Weiters hielt der Arbeitsminister fest: "Gerade vor dem Hintergrund des oft geäußerten Vorwurfs der Gießkanne ist ein treffsicherer Einsatz von Steuer- und Beitragsmitteln zentral. Selbstverständlich geht es bei der Erhöhung der Erwerbsbeteiligung auch um eine bessere Vereinbarkeit von Beruf und Familie durch qualitative Kinderbetreuung und attraktive Arbeitsbedingungen", so Kocher.
Nehammer meinte zum Vorschlag seines Parteikollegen vor Journalisten, dass Menschen, die Betreuungspflichten haben, "damit nicht gemeint" seien, dies sei "tabu". Man müsse aber Anreize für längeres Arbeiten setzen, Leistung müsse sich lohnen, bekräftigte Nehammer. So solle es sich etwa auszahlen, Überstunden zu machen. Er unterstütze Kocher "voll" dabei, das Thema nun rasch anzugehen.
Es hagelt Kritik
Für Sozialminister Johannes Rauch (Grüne) stehen Kürzungen bestehender Sozialleistungen nicht zur Diskussion, wie der Minister in einem Statement festhielt. "Mit Sozialleistungen unterstützen wir als Gesellschaft jene Menschen, die unsere Hilfe wirklich brauchen. Sie treffsicher zu gestalten, ist eine wichtige Aufgabe der Politik. Maßgeblich ist der Bedarf an Unterstützung – nicht das Ausmaß der Beschäftigung", so Rauch. Dem aktuellen Arbeitskräftemangel müsse man begegnen, indem die Erwerbschancen für Frauen verbessert und Anreize gesetzt werden, damit Menschen später in Pension gehen. Langfristig müssten attraktive Rahmenbedingungen dafür geschaffen werden, dass Menschen aus dem Ausland nach Österreich kommen und hier arbeiten möchten."

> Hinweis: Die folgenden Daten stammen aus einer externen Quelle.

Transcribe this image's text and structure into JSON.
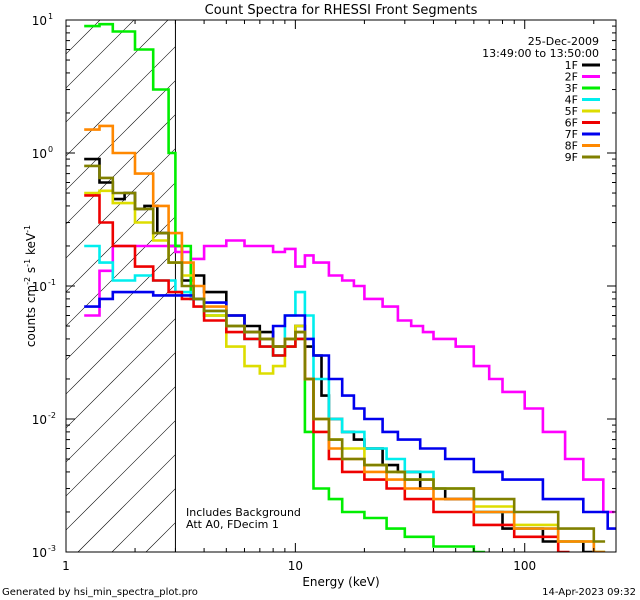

Die Grünen hatten bereits am Vormittag festgehalten: "Eine Diskussion um eine Kürzung von Sozial- und Familienleistungen bei Teilzeit ist nicht nur unangebracht, sondern widerspricht auch der bisherigen Regierungslinie." Frauensprecherin Meri Disoski betonte: "Eine derartige Kürzung würde nicht nur soziale Härten verursachen, sondern ginge insbesondere auf Kosten von Frauen und armen Familien. Wir wollen Armut halbieren, aber mit Sicherheit keine Sozial- und Familienleistungen."
SPÖ-Sozialsprecher Josef Muchitsch reagierte auf die Kocher-Aussage "in aller Schärfe": "Gegen den Arbeitskräftemangel fällt der Regierung nichts ein, außer die Situation für Arbeitnehmerinnen und Arbeitnehmer per Gesetz zu verschlechtern. Dabei müsste es doch genau umgekehrt sein", polterte er. Insgesamt sei Kochers Vorstoß ein unsozialer Angriff auf die Familien und "das Unsinnigste, was er gehört hat, seit die FPÖ-Ministerin Beate Hartinger-Klein behauptet hatte, man könne von 150 Euro im Monat gut leben".

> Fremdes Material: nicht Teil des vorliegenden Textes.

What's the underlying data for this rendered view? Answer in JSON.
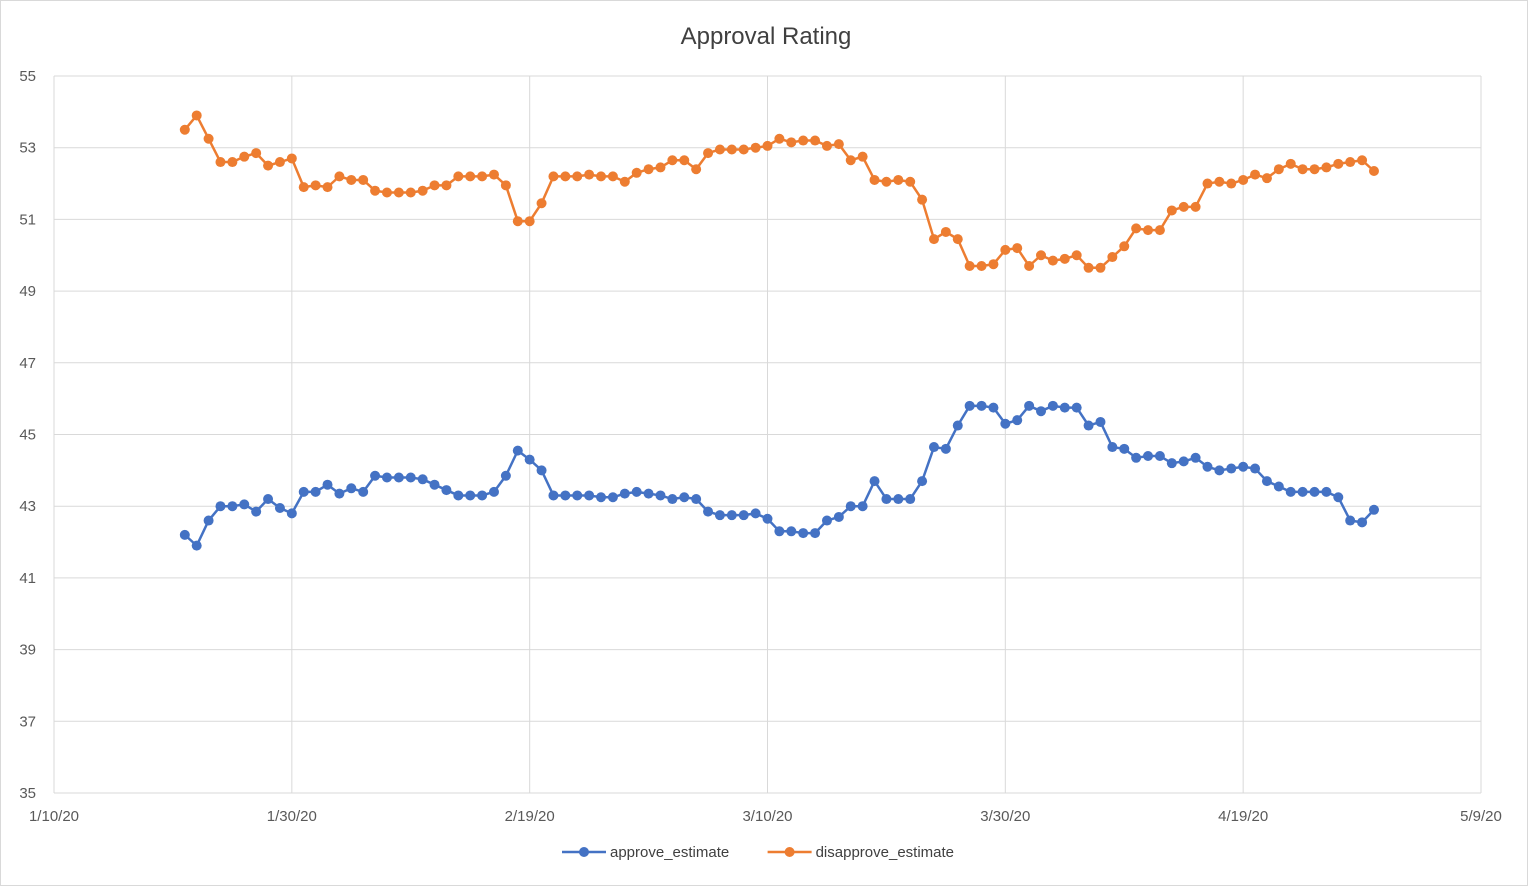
{
  "chart_data": {
    "type": "line",
    "title": "Approval Rating",
    "xlabel": "",
    "ylabel": "",
    "x_axis": {
      "type": "date",
      "range": [
        "2020-01-10",
        "2020-05-09"
      ],
      "tick_dates": [
        "2020-01-10",
        "2020-01-30",
        "2020-02-19",
        "2020-03-10",
        "2020-03-30",
        "2020-04-19",
        "2020-05-09"
      ],
      "tick_labels": [
        "1/10/20",
        "1/30/20",
        "2/19/20",
        "3/10/20",
        "3/30/20",
        "4/19/20",
        "5/9/20"
      ]
    },
    "y_axis": {
      "range": [
        35,
        55
      ],
      "ticks": [
        35,
        37,
        39,
        41,
        43,
        45,
        47,
        49,
        51,
        53,
        55
      ]
    },
    "grid": true,
    "legend_position": "bottom",
    "start_date": "2020-01-21",
    "series": [
      {
        "name": "approve_estimate",
        "color": "#4472c4",
        "values": [
          42.2,
          41.9,
          42.6,
          43.0,
          43.0,
          43.05,
          42.85,
          43.2,
          42.95,
          42.8,
          43.4,
          43.4,
          43.6,
          43.35,
          43.5,
          43.4,
          43.85,
          43.8,
          43.8,
          43.8,
          43.75,
          43.6,
          43.45,
          43.3,
          43.3,
          43.3,
          43.4,
          43.85,
          44.55,
          44.3,
          44.0,
          43.3,
          43.3,
          43.3,
          43.3,
          43.25,
          43.25,
          43.35,
          43.4,
          43.35,
          43.3,
          43.2,
          43.25,
          43.2,
          42.85,
          42.75,
          42.75,
          42.75,
          42.8,
          42.65,
          42.3,
          42.3,
          42.25,
          42.25,
          42.6,
          42.7,
          43.0,
          43.0,
          43.7,
          43.2,
          43.2,
          43.2,
          43.7,
          44.65,
          44.6,
          45.25,
          45.8,
          45.8,
          45.75,
          45.3,
          45.4,
          45.8,
          45.65,
          45.8,
          45.75,
          45.75,
          45.25,
          45.35,
          44.65,
          44.6,
          44.35,
          44.4,
          44.4,
          44.2,
          44.25,
          44.35,
          44.1,
          44.0,
          44.05,
          44.1,
          44.05,
          43.7,
          43.55,
          43.4,
          43.4,
          43.4,
          43.4,
          43.25,
          42.6,
          42.55,
          42.9
        ]
      },
      {
        "name": "disapprove_estimate",
        "color": "#ed7d31",
        "values": [
          53.5,
          53.9,
          53.25,
          52.6,
          52.6,
          52.75,
          52.85,
          52.5,
          52.6,
          52.7,
          51.9,
          51.95,
          51.9,
          52.2,
          52.1,
          52.1,
          51.8,
          51.75,
          51.75,
          51.75,
          51.8,
          51.95,
          51.95,
          52.2,
          52.2,
          52.2,
          52.25,
          51.95,
          50.95,
          50.95,
          51.45,
          52.2,
          52.2,
          52.2,
          52.25,
          52.2,
          52.2,
          52.05,
          52.3,
          52.4,
          52.45,
          52.65,
          52.65,
          52.4,
          52.85,
          52.95,
          52.95,
          52.95,
          53.0,
          53.05,
          53.25,
          53.15,
          53.2,
          53.2,
          53.05,
          53.1,
          52.65,
          52.75,
          52.1,
          52.05,
          52.1,
          52.05,
          51.55,
          50.45,
          50.65,
          50.45,
          49.7,
          49.7,
          49.75,
          50.15,
          50.2,
          49.7,
          50.0,
          49.85,
          49.9,
          50.0,
          49.65,
          49.65,
          49.95,
          50.25,
          50.75,
          50.7,
          50.7,
          51.25,
          51.35,
          51.35,
          52.0,
          52.05,
          52.0,
          52.1,
          52.25,
          52.15,
          52.4,
          52.55,
          52.4,
          52.4,
          52.45,
          52.55,
          52.6,
          52.65,
          52.35
        ]
      }
    ]
  }
}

Für FPÖ- Sozialsprecherin Dagmar Belakowitsch zeigt die Aussage von Kocher "wie dieser familienfeindliche und neoliberale ÖVP-Minister wirklich tickt". "Denn lapidar zu sagen, dass junge Mütter informiert werden sollten, dass sie bei längerer Erziehungszeit einen massiven Verlust bei ihrer zukünftigen Pension in Kauf nehmen müssen, zeugt schon von sozialer Armut", so Belakowitsch.
NEOS-Sozialsprecher Gerald Loacker wiederum meinte: "Der Minister hat das Problem erkannt - aber die Lösung ist falsch, weil er das Pferd von hinten aufzäumt. Die Teilzeitfalle wird nicht bekämpft, indem man Bedürftigen die Sozialleistungen streicht."
ÖGB und AK mit scharfer Kritik: "Frauenfeindlich"
Barbara Teiber, Vorsitzende der Gewerkschaft GPA, wurde ebenfalls deutlich: "Minister Kocher soll seine frauenfeindlichen Vorschläge zur Bestrafung von Teilzeitarbeit sofort zurückziehen." Sie rechnet vor: "80 Prozent der Teilzeitbeschäftigten sind Frauen. Viele Teilzeit arbeitende Frauen haben keine andere Wahl, weil die öffentliche Hand nicht ausreichend ganztägige Kinderbetreuungsplätze zur Verfügung stellt."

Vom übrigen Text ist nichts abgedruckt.